The drying stage is complete when the hypochlorous acid in contact with the endoscope has substantially transitioned from the liquid phase with a solid phase residue remaining as a coating on the endoscope. It will however be appreciated that while the residue is preferred the drying phase may comprise only the removal of the liquid phase

hypochlorous acid, or other suitable disinfectant from the endoscope through evaporation with no residue remaining as such a process still obviates the requirement for rinsing. Once the drying stage has been completed and the disinfectant process terminated the cycle is complete and the endoscope is removed from the cleaning chamber without a final rinse stage. Permitting the hypochlorous acid to dry on the endoscope and the absence of a final rinse stage distinguishes the process of the present invention from the systems of the prior art and provides previously unobserved technical advantages. The hypochlorous acid is permitted to dry on the surface (internal and external) of the endoscope such that the surface is substantially coated with a residue layer of dried hypochlorous acid. No further rinsing is performed at any stage up until the endoscope is used. Following reprocessing the endoscope is stored in a sterile environment with the hypochlorous residue retained and is taken directly from storage to the point of use without any further processing of any kind.

In a pass-through AER the AER unit is located with a loading access within a non-sterile room and a corresponding unloaded access opening into to a sterile clean room such that the disinfected endoscopes are removed in sterile environment in which they are then stored. In the pass-through embodiment the cleaning chamber comprises two access doors, with the contaminated endoscopes being loaded in the non-sterile room through a first access door and removed in the clean rom through the second door. Alternatively the AER may be a single entry unit which the endoscopes are inserted and removed from the unit through the same access.

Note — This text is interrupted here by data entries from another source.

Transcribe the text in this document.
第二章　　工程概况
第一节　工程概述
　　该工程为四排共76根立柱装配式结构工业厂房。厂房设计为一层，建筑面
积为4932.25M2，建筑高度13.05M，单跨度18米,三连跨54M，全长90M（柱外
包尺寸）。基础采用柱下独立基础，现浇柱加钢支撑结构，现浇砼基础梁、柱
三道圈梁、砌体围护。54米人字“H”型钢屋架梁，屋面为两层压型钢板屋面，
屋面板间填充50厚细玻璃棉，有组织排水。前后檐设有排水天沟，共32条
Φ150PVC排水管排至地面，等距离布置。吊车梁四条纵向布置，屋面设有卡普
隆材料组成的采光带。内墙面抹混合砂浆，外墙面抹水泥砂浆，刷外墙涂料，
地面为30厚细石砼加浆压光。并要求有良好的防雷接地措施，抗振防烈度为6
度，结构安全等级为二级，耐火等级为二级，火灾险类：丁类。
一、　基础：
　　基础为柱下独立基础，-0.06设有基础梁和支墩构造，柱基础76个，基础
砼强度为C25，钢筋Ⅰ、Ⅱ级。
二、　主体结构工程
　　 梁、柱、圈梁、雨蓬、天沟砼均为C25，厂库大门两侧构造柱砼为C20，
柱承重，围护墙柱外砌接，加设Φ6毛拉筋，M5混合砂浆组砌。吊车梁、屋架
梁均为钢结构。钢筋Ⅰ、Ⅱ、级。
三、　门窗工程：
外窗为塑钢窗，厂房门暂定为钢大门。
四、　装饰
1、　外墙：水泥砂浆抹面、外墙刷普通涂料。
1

Whilst endeavouring in the foregoing specification to draw attention to those features of the invention believed to be of particular importance it should be understood that the Applicant claims protection in respect of any patentable feature or combination of features hereinbefore referred to and/or shown in the drawings whether or not particular emphasis has been placed thereon.

It will be appreciated that in further embodiments various modifications to the specific arrangements described above and shown in the drawings may be made. For example, while the invention is described for use in disinfecting endoscopes, it is not limited to such and may be utilised for cleaning and disinfecting any devices requiring similar cleaning considerations.